Chloroquine Phosphate – What You Need to Know

If you’ve ever heard the name chloroquine, you probably think of malaria. It’s a long‑standing drug that’s been used for decades to stop the parasite that causes the illness. In the UK, doctors still prescribe chloroquine phosphate for a few specific cases, even though resistance has limited its use in many parts of the world.

How chloroquine phosphate works and when it’s prescribed

Chloroquine phosphate belongs to a class of medicines called antimalarials. It stops the malaria parasite from multiplying once it’s inside red blood cells. Because it’s cheap and easy to take, it used to be the go‑to drug for travelers heading to malaria‑risk zones.

Today, British guidelines reserve it for:

  • Uncomplicated P. vivax or P. ovale infections where resistance is low.
  • Patients who can’t tolerate newer drugs like artemisinin‑based combos.
  • Prophylaxis for short trips to areas with known chloroquine sensitivity.

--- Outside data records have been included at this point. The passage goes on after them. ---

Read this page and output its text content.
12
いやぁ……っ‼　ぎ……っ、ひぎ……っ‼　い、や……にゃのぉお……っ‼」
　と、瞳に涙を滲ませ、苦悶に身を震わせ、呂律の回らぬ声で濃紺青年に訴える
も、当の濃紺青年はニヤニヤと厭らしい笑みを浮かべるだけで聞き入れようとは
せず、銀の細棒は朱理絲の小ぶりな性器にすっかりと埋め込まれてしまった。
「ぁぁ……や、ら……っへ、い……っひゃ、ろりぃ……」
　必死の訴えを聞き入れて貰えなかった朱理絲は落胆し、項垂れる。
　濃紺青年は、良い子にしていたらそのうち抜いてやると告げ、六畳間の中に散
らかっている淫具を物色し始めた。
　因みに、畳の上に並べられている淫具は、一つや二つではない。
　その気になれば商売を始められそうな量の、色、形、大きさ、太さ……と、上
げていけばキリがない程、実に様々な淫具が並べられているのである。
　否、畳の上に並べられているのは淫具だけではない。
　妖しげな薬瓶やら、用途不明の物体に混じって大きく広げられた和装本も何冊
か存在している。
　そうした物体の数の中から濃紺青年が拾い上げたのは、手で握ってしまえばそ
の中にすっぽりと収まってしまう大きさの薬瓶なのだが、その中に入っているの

If you’re unsure whether chloroquine is right for you, a quick chat with your GP or travel clinic will clear things up.

Typical dosage and safety tips

For treatment, adults usually take 600 mg (that's 300 mg base) on day 1, followed by 300 mg on day 2 and day 3. Children get a weight‑based dose, so your pharmacist will calculate the exact amount. When used as a preventive, a common schedule is 300 mg once a week, starting a week before travel and continuing for four weeks after you return.

Take the tablets with a full glass of water, and try to space them a few hours apart from any antacids, because those can reduce absorption. If you miss a dose, take it as soon as you remember unless it’s almost time for the next one – then skip the missed dose and continue as normal.

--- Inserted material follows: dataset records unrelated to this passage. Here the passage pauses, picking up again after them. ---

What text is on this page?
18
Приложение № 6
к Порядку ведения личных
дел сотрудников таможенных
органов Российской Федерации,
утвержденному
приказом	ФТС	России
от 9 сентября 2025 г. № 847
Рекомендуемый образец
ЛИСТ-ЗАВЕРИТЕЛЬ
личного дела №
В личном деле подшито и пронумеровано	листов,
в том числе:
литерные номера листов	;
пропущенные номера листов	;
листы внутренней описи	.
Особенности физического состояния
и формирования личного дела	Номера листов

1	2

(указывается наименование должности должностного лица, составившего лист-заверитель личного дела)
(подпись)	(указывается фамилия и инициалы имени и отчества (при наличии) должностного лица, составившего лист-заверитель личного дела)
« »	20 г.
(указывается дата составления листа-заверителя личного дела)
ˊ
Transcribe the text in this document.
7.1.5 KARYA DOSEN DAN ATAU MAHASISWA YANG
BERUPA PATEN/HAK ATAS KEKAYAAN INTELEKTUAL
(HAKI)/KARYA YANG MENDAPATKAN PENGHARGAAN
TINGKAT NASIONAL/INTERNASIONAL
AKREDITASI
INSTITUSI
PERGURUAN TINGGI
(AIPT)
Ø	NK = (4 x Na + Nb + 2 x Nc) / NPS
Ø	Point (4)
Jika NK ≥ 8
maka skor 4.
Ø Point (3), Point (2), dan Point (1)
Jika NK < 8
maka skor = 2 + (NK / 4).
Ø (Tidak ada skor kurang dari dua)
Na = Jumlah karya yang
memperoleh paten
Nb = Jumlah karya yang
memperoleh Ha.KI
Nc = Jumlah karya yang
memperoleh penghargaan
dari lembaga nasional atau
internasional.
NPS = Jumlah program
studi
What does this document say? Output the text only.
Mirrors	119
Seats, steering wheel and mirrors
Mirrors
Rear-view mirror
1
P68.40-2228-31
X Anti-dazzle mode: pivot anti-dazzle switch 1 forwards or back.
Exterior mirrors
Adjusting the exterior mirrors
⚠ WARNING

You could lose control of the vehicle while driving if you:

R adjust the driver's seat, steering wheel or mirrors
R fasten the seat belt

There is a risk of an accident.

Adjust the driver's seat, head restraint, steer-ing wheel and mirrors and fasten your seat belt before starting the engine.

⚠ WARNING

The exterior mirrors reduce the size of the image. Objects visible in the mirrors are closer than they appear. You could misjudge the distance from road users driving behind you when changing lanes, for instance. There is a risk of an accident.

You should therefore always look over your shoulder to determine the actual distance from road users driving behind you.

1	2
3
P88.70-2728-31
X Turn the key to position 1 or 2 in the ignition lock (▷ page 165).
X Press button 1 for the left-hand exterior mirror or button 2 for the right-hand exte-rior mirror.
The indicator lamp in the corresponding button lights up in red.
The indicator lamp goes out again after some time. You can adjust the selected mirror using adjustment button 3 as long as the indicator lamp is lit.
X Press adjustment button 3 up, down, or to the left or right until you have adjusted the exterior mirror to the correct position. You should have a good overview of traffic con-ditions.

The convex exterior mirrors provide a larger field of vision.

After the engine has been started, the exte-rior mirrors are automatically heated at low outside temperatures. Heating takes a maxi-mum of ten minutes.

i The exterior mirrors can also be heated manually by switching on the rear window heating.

Always tell your doctor about other meds you’re on. Chloroquine can interact with certain steroids, heart drugs, and some antibiotics. A quick check with a pharmacist can prevent unwanted side effects.

Speaking of side effects, the most common ones are mild stomach upset, itching, and a headache. More serious reactions – like vision changes, ringing in the ears, or a fast heartbeat – are rare but need urgent medical attention.

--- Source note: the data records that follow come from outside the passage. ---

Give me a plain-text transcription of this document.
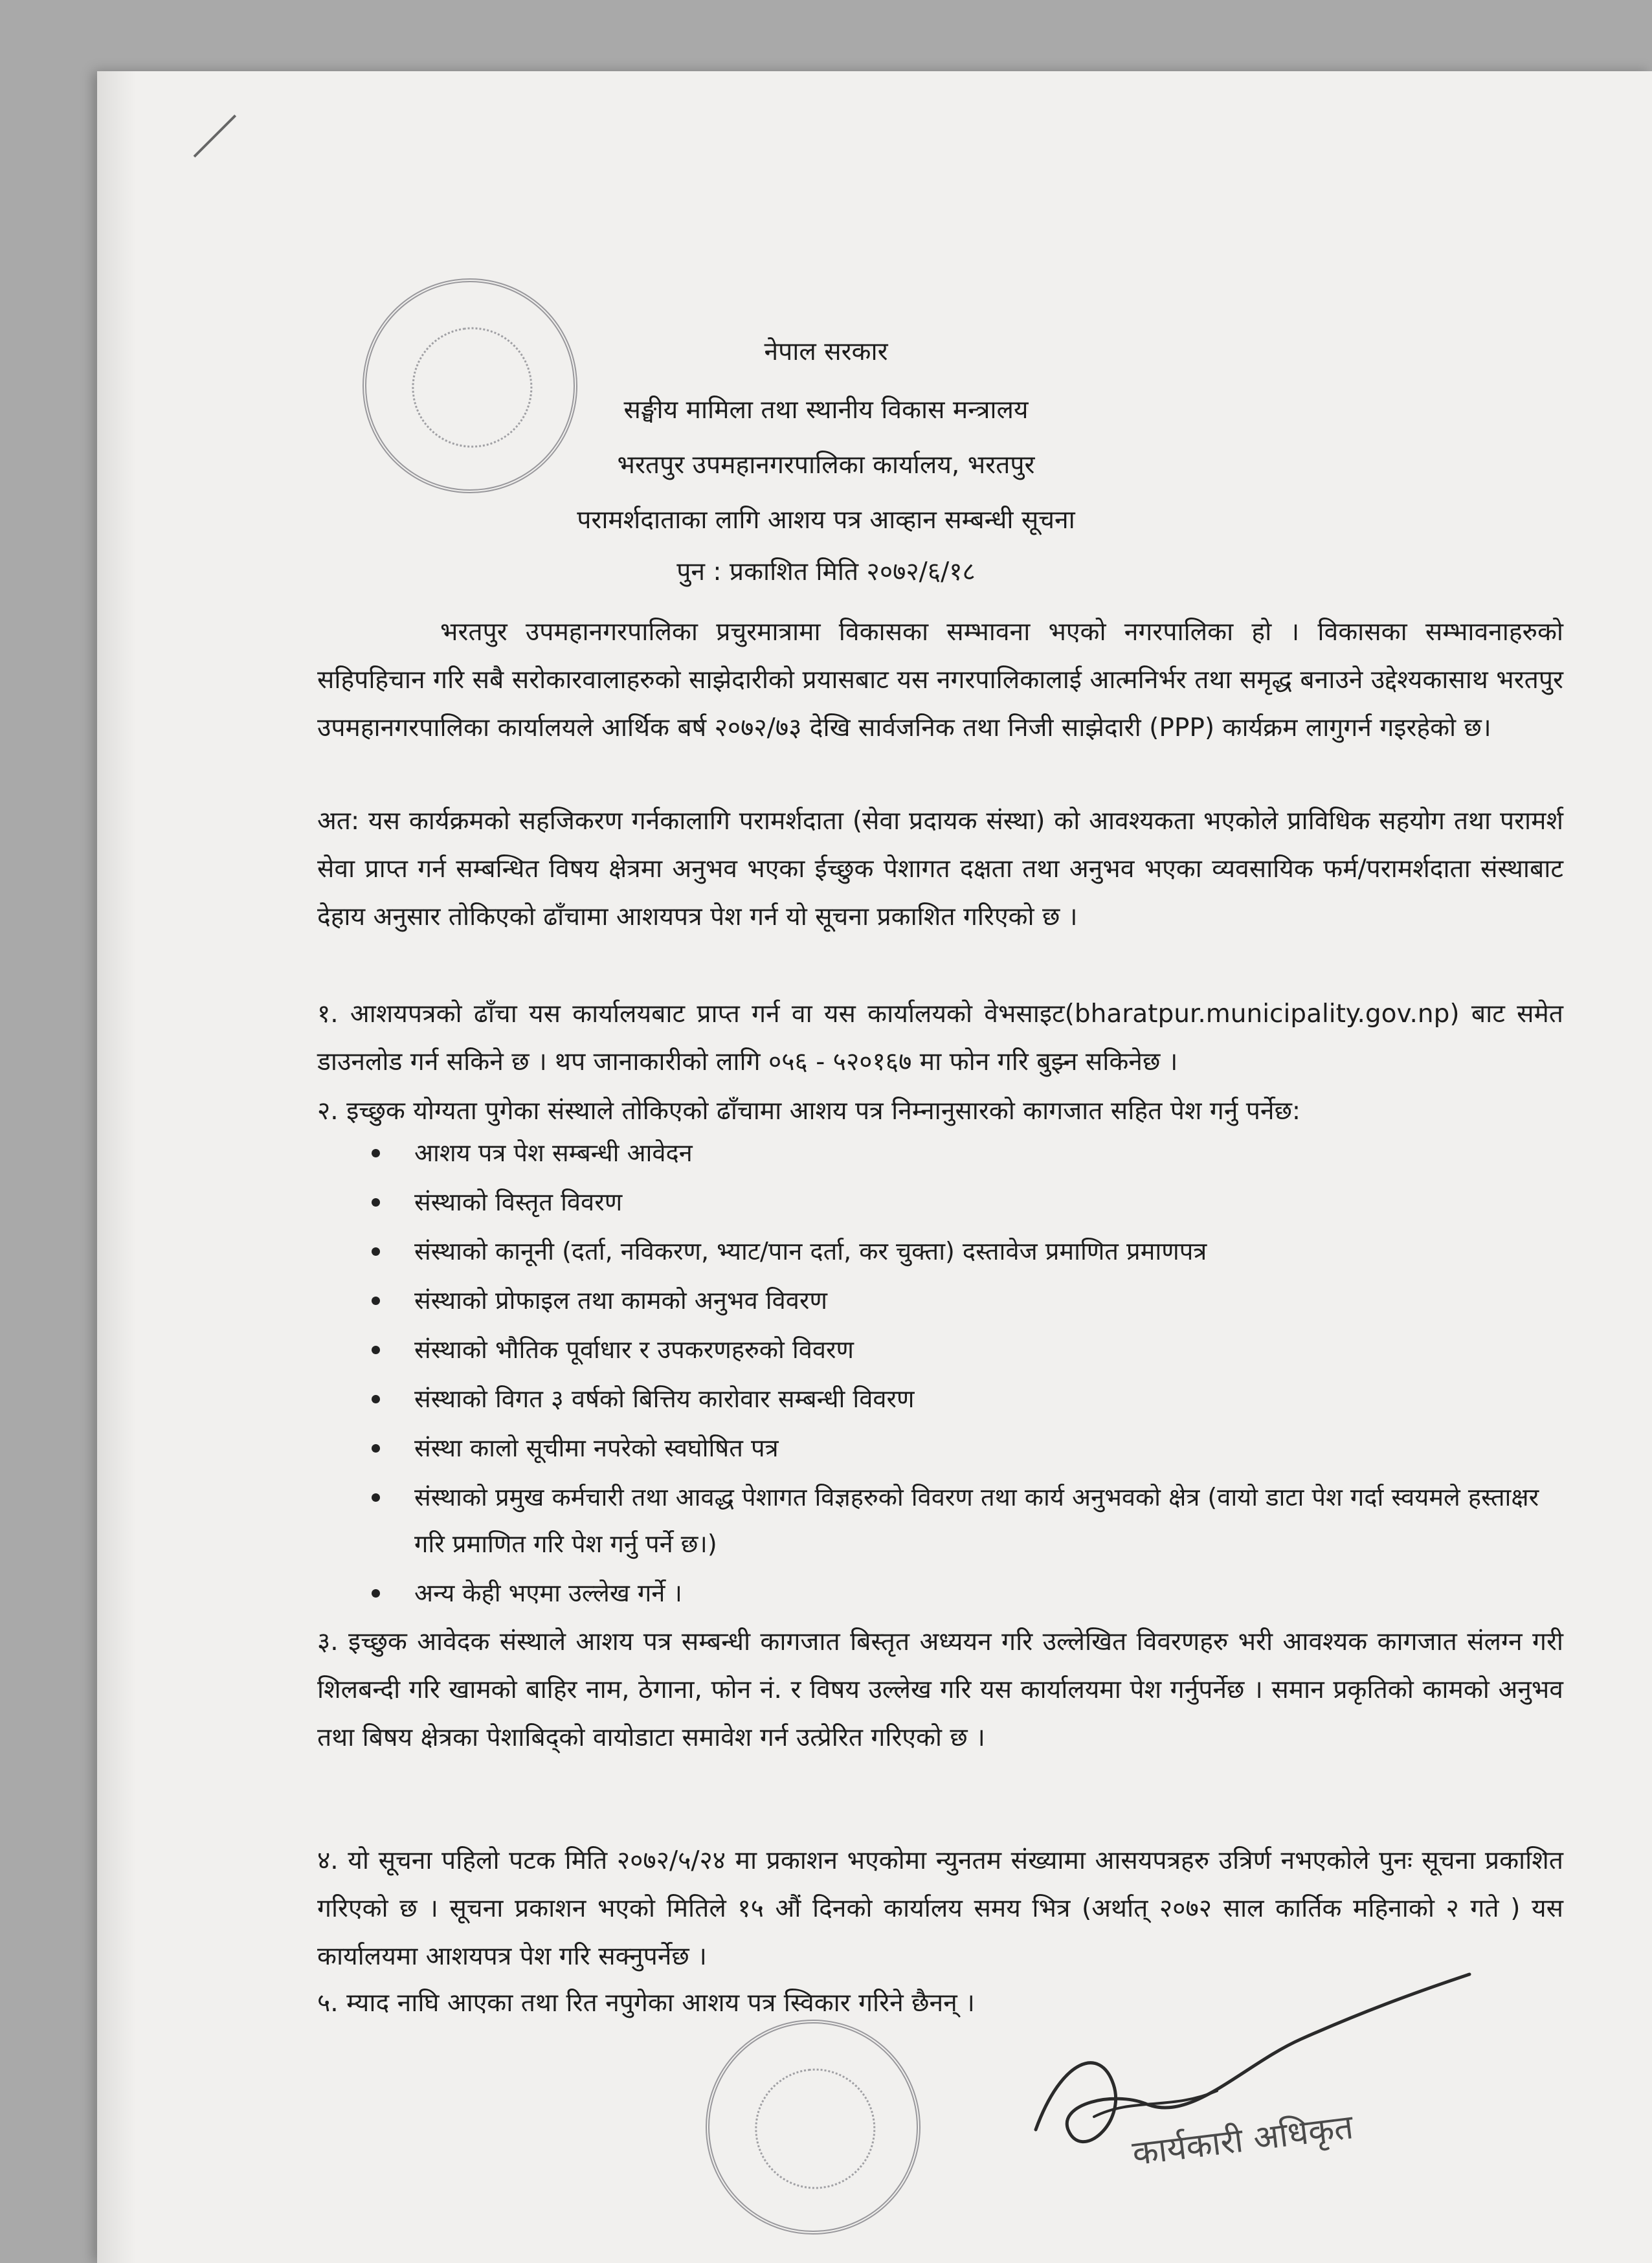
नेपाल सरकार
सङ्घीय मामिला तथा स्थानीय विकास मन्त्रालय
भरतपुर उपमहानगरपालिका कार्यालय, भरतपुर
परामर्शदाताका लागि आशय पत्र आव्हान सम्बन्धी सूचना
पुन : प्रकाशित मिति २०७२/६/१८
भरतपुर उपमहानगरपालिका प्रचुरमात्रामा विकासका सम्भावना भएको नगरपालिका हो । विकासका सम्भावनाहरुको सहिपहिचान गरि सबै सरोकारवालाहरुको साझेदारीको प्रयासबाट यस नगरपालिकालाई आत्मनिर्भर तथा समृद्ध बनाउने उद्देश्यकासाथ भरतपुर उपमहानगरपालिका कार्यालयले आर्थिक बर्ष २०७२/७३ देखि सार्वजनिक तथा निजी साझेदारी (PPP) कार्यक्रम लागुगर्न गइरहेको छ।
अत: यस कार्यक्रमको सहजिकरण गर्नकालागि परामर्शदाता (सेवा प्रदायक संस्था) को आवश्यकता भएकोले प्राविधिक सहयोग तथा परामर्श सेवा प्राप्त गर्न सम्बन्धित विषय क्षेत्रमा अनुभव भएका ईच्छुक पेशागत दक्षता तथा अनुभव भएका व्यवसायिक फर्म/परामर्शदाता संस्थाबाट देहाय अनुसार तोकिएको ढाँचामा आशयपत्र पेश गर्न यो सूचना प्रकाशित गरिएको छ ।
१. आशयपत्रको ढाँचा यस कार्यालयबाट प्राप्त गर्न वा यस कार्यालयको वेभसाइट(bharatpur.municipality.gov.np) बाट समेत डाउनलोड गर्न सकिने छ । थप जानाकारीको लागि ०५६ - ५२०१६७ मा फोन गरि बुझ्न सकिनेछ ।
२. इच्छुक योग्यता पुगेका संस्थाले तोकिएको ढाँचामा आशय पत्र निम्नानुसारको कागजात सहित पेश गर्नु पर्नेछ:
आशय पत्र पेश सम्बन्धी आवेदन
संस्थाको विस्तृत विवरण
संस्थाको कानूनी (दर्ता, नविकरण, भ्याट/पान दर्ता, कर चुक्ता) दस्तावेज प्रमाणित प्रमाणपत्र
संस्थाको प्रोफाइल तथा कामको अनुभव विवरण
संस्थाको भौतिक पूर्वाधार र उपकरणहरुको विवरण
संस्थाको विगत ३ वर्षको बित्तिय कारोवार सम्बन्धी विवरण
संस्था कालो सूचीमा नपरेको स्वघोषित पत्र
संस्थाको प्रमुख कर्मचारी तथा आवद्ध पेशागत विज्ञहरुको विवरण तथा कार्य अनुभवको क्षेत्र (वायो डाटा पेश गर्दा स्वयमले हस्ताक्षर गरि प्रमाणित गरि पेश गर्नु पर्ने छ।)
अन्य केही भएमा उल्लेख गर्ने ।
३. इच्छुक आवेदक संस्थाले आशय पत्र सम्बन्धी कागजात बिस्तृत अध्ययन गरि उल्लेखित विवरणहरु भरी आवश्यक कागजात संलग्न गरी शिलबन्दी गरि खामको बाहिर नाम, ठेगाना, फोन नं. र विषय उल्लेख गरि यस कार्यालयमा पेश गर्नुपर्नेछ । समान प्रकृतिको कामको अनुभव तथा बिषय क्षेत्रका पेशाबिद्को वायोडाटा समावेश गर्न उत्प्रेरित गरिएको छ ।
४. यो सूचना पहिलो पटक मिति २०७२/५/२४ मा प्रकाशन भएकोमा न्युनतम संख्यामा आसयपत्रहरु उत्रिर्ण नभएकोले पुनः सूचना प्रकाशित गरिएको छ । सूचना प्रकाशन भएको मितिले १५ औं दिनको कार्यालय समय भित्र (अर्थात् २०७२ साल कार्तिक महिनाको २ गते ) यस कार्यालयमा आशयपत्र पेश गरि सक्नुपर्नेछ ।
५. म्याद नाघि आएका तथा रित नपुगेका आशय पत्र स्विकार गरिने छैनन् ।
कार्यकारी अधिकृत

Because resistance is a growing problem, you’ll often see doctors recommend newer antimalarial options. Our recent guide on "Top Chloroquine Alternatives" walks you through artemisinin combos, atovaquone‑proguanil, and other up‑to‑date choices that work better in resistant regions.

Bottom line: chloroquine phosphate can still be useful, but only when it’s the right fit for your situation. Stick to the prescribed dose, watch for any unusual symptoms, and keep an open line with your healthcare provider.